The Hess family survived all phases of the persecution together. The parents could think only of how to survive and protect the children. This gave them the strength to persevere. Whenever the transport train from Bergen-Belsen stopped, the father jumped out of the car to find something to eat. When the mother Ilse became severely ill, the children got cups full of service water from the locomotive’s tender so that something warm could be cooked. The family survived. In 1947 they moved to the USA. Karl Hess died in 1981, Ilse Hess in 2003.

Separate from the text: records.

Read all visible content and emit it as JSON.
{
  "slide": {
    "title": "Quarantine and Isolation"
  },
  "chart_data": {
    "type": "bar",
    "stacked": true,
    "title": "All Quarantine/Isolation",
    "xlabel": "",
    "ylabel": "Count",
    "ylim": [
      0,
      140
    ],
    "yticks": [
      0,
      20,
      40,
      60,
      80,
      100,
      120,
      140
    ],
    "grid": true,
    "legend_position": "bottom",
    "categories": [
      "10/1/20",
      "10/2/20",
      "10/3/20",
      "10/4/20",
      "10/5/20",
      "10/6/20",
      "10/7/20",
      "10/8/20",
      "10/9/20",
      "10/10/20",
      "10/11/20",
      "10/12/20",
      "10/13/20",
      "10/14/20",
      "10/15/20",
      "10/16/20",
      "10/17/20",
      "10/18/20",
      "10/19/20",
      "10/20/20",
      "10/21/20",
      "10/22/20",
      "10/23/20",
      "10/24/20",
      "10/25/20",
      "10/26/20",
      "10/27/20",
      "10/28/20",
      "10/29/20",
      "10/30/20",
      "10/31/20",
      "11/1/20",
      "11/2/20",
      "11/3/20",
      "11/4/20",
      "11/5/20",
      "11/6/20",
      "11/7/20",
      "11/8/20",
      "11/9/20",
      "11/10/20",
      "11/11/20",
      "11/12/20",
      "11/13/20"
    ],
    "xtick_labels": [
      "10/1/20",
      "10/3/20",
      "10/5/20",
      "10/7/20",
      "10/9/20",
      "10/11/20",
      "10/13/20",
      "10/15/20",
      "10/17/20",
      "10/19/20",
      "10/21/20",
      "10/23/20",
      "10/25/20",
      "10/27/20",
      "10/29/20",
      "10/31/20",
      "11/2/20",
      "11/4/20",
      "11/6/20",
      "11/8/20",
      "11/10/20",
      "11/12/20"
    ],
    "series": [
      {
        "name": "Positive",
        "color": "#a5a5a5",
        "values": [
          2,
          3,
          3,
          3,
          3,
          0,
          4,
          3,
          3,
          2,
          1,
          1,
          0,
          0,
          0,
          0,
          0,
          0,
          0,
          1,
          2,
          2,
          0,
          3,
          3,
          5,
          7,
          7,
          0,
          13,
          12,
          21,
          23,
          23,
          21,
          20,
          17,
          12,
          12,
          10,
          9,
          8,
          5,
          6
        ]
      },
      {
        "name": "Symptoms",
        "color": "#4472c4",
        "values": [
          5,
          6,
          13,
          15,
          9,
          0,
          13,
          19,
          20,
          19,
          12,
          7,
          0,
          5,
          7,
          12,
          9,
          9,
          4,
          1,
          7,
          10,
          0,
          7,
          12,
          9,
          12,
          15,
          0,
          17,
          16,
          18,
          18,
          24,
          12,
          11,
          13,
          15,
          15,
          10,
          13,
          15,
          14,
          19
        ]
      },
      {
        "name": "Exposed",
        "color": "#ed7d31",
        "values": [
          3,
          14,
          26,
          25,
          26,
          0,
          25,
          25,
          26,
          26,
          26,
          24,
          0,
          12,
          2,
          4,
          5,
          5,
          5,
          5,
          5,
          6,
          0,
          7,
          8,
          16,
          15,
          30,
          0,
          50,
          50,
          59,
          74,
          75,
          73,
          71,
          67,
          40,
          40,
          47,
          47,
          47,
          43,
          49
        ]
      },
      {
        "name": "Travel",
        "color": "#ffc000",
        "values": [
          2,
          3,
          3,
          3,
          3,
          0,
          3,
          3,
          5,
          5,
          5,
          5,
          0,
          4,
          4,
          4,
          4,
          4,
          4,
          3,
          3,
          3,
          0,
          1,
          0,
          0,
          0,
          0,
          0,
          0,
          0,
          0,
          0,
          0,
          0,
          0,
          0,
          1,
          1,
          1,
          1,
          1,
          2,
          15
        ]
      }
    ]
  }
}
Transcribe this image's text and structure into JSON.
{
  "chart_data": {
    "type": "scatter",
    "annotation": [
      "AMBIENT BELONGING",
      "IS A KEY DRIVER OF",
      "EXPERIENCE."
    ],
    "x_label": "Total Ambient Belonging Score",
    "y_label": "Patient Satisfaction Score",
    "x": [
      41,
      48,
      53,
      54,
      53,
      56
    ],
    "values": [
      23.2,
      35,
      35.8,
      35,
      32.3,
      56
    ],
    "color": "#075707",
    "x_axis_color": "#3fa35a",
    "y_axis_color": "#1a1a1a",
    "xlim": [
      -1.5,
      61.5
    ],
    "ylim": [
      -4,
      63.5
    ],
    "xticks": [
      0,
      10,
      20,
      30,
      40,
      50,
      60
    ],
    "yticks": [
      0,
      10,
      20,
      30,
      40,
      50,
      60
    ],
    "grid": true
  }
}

Ilse, Marion, Karl and Stefan Hess at the North Sea, August 1939
Steven and Marion with their mother Ilse in front of the family’s first automobile in New York, 1948

"… we were simply lucky."

Steven Hess, 2021

The twins Stefan and Marion

Stefan and Marion Hess were born in Amsterdam in 1938. Their parents, Ilse and Karl, were from Germany. The father, a sales agent, was transferred to Amsterdam by his company in 1937. When the Wehrmacht invaded the Netherlands in 1940, the family’s attempt to flee to England failed. At the "Hollandsche Schouwburg" assembly camp, Karl Hess helped detainees to flee. In 1943, shortly before the family could go into hiding, they were arrested and deported to the Westerbork transit camp. Karl Hess succeeded in having his family sent to the Bergen-Belsen concentration camp as exchange hostages, rather than being deported to the East.

Monika Lewin und Steven Hess, Washington, 2018
Steven Hess speaks with soldiers of the 10th Mountain Division of the US Army on Holocaust Remembrance Day in Fort Drum, NY, 2011

Marion Ein Lewin explains how she survived.| Video 02:08 min

"Since then, I always buy fresh flowers into the house ..."

Marion Ein Lewin, 2021

Steven Hess and Marion Ein Lewin, née Hess

In New York the twins, then nine years old, went to kindergarten – until then they had never been in a school. Later, Steven studied history and Marion political science. After military service, Steven worked as an advertising manager and was later self-employed. Marion worked as a teacher in Queens before serving as an expert for healthcare policy in Washington D.C. Since the 1980s Steven has made public appearances as a contemporary witness. Marion actively supports a foundation that preserves the memory of Jewish artists who were in Theresienstadt (Terezín) concentration camp.

Stefan and Marion, Amsterdam, 1942>
Steven and Marion on their 80th birthday in New York, 2018.
The Statue of Liberty was the first thing the twins saw of the “New World” in 1947 when the family moved to the USA.